Fase 2 – o agricultor altera seu sistema de produção, produzindo lavouras BT. Essas contendo toxina inseticida em todas as células da planta, independente da presença do inseto alvo atual se forma preventiva ao que segue:



a. O cultivo em larga escala de lavouras geneticamente modificadas do tipo BT pela presença massiva da toxica provocando alteração no ecossistema;



b. Num primeiro momento, ocorre o desaparecimento do inseto alvo;



c. O vazio ecológico determinado pela ausência daquele inseto leva ao desaparecimento de seus inimigos naturais, rompendo ciclos de controle biológico;



d. No vazio ecológico que se forma, as chamadas pragas secundárias, insetos que não exerciam danos relevantes, encontram oportunidade para ampliar sua agressividade e alcançam status de pragas principais, exigindo aplicações de inseticidas;



e. Na sequência, o inseto alvo que se pretendia controlar pela presença da planta BT sofre mutações e adquire resistência a toxina. Na ausência de seus inimigos naturais que na Fase 1 exerciam seu controle biológico, aquele inseto explode populacionalmente, exigindo a aplicação de inseticida sobre as lavouras, contendo as toxinas que se tornaram obsoletas".



Isso abre mercado para novas plantas BT contendo novas gerações de toxinas inseticidas. Trata-se de um mecanismo que ao levar a obsolescência da tecnologia anterior não apenas determina o surgimento de insetos de mais difícil controle como também abre mercado para novas gerações de sementes geneticamente modificadas. Como exemplo considere-se o caso do milho YieldGard contendo a proteína CRY1AB, que em pouco tempo perdeu a eficácia, sendo sucedido por outros. E por aí vai. Esse processo é tão previsível que o avanço direto de lavouras transgênicas contendo inseticidas acaba levando ao surgimento de populações de insetos também modificados.



Quem são esses insetos?



Então, quem é a Lagarta Falsa-Medideira e a Broca das Axilas? Nesse nosso ódio às mariposas - pois nossa sociedade ama as borboletas, mas tem ódio das mariposas - essas espécies vão competir conosco. E essas são duas espécies resistentes às sementes BT. São animais, e é por aí que estou querendo pensar, que conseguem criar um corpo de veneno e viver no meio deste. Será que um dia a gente vai se tornar resistente? Esses animais conseguem e quem são eles dentro da cultura da soja? Certamente são terroristas, ou possíveis terroristas, dessa cultura da soja.

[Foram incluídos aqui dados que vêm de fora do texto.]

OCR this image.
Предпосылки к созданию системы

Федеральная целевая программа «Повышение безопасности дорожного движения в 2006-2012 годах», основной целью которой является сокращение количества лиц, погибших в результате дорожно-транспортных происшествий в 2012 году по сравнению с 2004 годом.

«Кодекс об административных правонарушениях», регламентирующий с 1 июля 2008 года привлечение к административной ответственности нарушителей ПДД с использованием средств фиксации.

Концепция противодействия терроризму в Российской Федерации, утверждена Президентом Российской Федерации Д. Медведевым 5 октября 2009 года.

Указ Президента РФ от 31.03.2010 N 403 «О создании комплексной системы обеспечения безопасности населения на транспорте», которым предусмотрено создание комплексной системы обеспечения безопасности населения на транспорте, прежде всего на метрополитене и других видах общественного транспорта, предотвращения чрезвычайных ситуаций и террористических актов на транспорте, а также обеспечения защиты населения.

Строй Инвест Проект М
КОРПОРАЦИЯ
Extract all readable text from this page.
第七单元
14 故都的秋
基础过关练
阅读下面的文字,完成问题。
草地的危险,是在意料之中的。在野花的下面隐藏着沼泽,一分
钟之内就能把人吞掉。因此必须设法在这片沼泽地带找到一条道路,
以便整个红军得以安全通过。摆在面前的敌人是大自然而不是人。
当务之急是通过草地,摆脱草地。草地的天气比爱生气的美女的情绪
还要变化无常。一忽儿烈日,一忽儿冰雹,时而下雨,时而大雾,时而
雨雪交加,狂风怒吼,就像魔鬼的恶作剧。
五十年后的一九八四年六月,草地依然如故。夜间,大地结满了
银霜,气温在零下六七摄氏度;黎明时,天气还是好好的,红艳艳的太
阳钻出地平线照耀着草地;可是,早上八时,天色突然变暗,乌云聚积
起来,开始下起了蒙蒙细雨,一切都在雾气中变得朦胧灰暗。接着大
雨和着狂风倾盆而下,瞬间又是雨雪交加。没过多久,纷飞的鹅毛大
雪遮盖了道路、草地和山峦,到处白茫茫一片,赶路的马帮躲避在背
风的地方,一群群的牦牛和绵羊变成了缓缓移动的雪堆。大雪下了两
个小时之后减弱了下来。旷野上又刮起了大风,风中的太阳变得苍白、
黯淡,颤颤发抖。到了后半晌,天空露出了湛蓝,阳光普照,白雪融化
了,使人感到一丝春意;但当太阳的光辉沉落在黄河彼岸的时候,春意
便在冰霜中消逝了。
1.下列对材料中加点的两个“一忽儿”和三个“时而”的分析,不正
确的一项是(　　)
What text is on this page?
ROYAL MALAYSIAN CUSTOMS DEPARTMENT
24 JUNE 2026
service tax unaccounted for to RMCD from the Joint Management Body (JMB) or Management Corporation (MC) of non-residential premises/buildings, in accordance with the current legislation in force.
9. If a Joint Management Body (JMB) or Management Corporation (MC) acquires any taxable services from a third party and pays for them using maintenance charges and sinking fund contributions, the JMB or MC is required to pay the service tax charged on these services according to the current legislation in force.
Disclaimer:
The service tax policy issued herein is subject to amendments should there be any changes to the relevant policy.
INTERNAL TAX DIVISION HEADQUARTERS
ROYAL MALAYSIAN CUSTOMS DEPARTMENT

Quem são esses animais e como eles conseguem seguir fazendo mundo e desfazendo outros mundos? E aí, não podemos nem ser inocentes e nem moralistas, porque isso não significa que essas mariposas estejam do lado dos humanos ou que a coisa seja simples. Mas são seres e organismos que, de fato, sobrevivem criando para si um corpo envenenado, um corpo resistente ao veneno para a sobrevivência em um mundo envenenado a partir de um mundo que foi arrancado deles, pois são duas mariposas que são nativas das Américas.



Quem são esses animais e qual a relação deles com a soja, com o agronegócio? Não é uma relação amistosa. E, por outro lado, como podemos pensar que elas resistem, inclusive com a letra “x”, elas “re-existem”, formando corpos mais fortes, aprendendo a viver num mundo absolutamente envenenado.

 

 

Disrupção política



Em relação ao agrotóxico, é interessante observar como, apesar de dizerem que não há problemas, se encontram notícias de intoxicação de animais, como o gado, além de humanos. Há toda uma disrupção política; se a política é um modo das criaturas entrelaçadamente criarem mundos, o agronegócio e a monocultura são a disrupção disso. É a declaração de guerra contra uma espécie e a insistência nessa guerra mesmo quando quem está morrendo são seres que supostamente estariam do seu lado. É a insistência dessa guerra para a produção de comida envenenada, para o assassinato de diversos outros animais e para a contaminação de solo e água.



Mas, no entanto, a vida resiste, esses animais resistem e estão lá. Isso não é simples, pois isso leva ao uso de muito mais agrotóxico nessas lavouras porque é preciso controlar, destruir a lagarta mesmo que isso signifique destruir nossas próprias possibilidades de seu mundo, daquele que envenena o outro.